One clearly disruptive player in Internet communications is Google Fiber ( see “When Will the Rest of us Get Google Fiber?”) which is showing it’s possible to provide ultra-fast Internet in the United States for far less cost than people are paying now for slow service. The rub is this: most people want television with their Internet. While Google did strike some content deals to offer TV with Google Fiber, the battle for Internet service often comes down to a battle over who’s got the best content package – with sports channels being particularly in demand.
That’s why this post in All Things D intrigues. The writer suggest suggests Google may be interested in buying the rights to the NFL’s “Sunday Ticket” package, now offered by DirecTV, which gives football addicts every game televised in other markets, together with all manner of ways to consume game highlights. The nub of the piece: ”Today, according to sources, Google CEO Larry Page, along with YouTube content boss Robert Kyncl, met with a delegation from the NFL led by commissioner Roger Goodell. And the Sunday Ticket package was among the topics of discussion, according to people familiar with the meeting.”

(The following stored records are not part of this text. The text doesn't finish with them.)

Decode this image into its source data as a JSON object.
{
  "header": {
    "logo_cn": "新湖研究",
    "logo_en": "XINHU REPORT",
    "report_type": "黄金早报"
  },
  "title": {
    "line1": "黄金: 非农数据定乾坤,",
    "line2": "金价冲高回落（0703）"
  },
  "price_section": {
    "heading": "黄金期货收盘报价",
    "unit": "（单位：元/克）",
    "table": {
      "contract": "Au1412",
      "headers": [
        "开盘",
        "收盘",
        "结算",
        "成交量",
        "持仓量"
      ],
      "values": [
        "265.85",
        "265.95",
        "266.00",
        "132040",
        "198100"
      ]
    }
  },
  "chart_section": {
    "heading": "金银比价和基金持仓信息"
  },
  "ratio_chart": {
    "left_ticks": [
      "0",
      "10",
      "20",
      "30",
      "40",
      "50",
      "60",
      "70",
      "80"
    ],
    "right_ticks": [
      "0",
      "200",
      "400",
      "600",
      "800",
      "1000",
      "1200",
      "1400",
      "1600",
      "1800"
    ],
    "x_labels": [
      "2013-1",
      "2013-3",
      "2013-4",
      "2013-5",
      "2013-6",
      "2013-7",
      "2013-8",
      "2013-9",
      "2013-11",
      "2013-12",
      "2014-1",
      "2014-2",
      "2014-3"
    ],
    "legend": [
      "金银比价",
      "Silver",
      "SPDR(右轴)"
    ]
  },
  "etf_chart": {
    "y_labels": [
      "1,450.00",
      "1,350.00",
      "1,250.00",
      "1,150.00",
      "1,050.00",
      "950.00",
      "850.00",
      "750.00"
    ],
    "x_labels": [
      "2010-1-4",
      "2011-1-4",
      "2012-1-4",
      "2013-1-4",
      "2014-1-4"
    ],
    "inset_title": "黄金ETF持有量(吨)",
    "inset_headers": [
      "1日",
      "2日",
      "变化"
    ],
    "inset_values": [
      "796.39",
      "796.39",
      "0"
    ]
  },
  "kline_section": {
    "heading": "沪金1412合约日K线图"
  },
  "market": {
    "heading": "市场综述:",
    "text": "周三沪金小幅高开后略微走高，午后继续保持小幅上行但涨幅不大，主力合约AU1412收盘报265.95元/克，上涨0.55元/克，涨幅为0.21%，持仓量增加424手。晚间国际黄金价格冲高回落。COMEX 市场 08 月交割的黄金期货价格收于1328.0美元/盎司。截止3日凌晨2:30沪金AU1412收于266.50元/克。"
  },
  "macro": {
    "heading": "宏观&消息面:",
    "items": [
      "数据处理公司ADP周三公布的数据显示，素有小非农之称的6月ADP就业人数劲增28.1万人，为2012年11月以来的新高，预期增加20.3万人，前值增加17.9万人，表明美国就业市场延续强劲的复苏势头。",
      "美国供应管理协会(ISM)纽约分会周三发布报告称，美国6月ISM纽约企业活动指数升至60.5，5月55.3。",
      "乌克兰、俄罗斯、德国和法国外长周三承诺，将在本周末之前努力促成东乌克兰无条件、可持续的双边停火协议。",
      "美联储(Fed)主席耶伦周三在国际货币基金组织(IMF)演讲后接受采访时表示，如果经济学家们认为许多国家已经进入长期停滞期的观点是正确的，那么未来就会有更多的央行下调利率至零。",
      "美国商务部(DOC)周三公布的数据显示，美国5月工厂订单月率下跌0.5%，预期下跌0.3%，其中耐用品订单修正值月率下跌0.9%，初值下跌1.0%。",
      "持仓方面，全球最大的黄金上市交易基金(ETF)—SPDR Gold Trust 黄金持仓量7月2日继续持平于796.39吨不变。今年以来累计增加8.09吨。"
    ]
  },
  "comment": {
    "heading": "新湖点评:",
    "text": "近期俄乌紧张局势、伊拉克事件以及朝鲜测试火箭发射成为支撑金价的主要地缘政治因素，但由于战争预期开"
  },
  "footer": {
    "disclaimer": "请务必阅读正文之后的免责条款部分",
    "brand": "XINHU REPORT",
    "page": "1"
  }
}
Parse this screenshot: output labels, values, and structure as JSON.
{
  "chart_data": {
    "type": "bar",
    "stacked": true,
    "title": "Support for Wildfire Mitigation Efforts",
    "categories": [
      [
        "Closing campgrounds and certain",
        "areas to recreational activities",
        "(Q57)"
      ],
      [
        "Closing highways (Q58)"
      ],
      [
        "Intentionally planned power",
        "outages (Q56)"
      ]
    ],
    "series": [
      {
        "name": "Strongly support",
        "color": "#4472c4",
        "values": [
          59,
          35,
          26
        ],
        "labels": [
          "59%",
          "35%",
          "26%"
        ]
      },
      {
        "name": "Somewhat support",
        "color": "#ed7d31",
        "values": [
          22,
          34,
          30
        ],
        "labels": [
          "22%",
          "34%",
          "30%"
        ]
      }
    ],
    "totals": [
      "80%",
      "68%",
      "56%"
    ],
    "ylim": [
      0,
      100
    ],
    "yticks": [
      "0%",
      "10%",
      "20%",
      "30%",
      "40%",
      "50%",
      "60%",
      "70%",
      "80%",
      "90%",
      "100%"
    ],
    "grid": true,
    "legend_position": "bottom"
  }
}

A Google spokesman, Jay Nancarrow, said the company had no comment on the report. But if Google/YouTube plunked down the cash for “Sunday Ticket”–and folded it into their TV and fiber offerings–it would certainly help accelerate the course of Google Fiber’s Internet disruption in the U.S., even if some of the company’s ideas for Internet expansion abroad are a bit more outlandish (see “African Entrepreneurs Deflate Google’s Internet Balloon ”). And it could also help breathe life into Google’s other forays into television–a recently-announced dongle that lets you play Internet video on your TV (see “Google Launches a Dingle to Bring Online Video to TV”), and the set-top boxes called “Google TV” that have so far struggled in the marketplace (see “Google Breathes New Intelligence Into its TV”).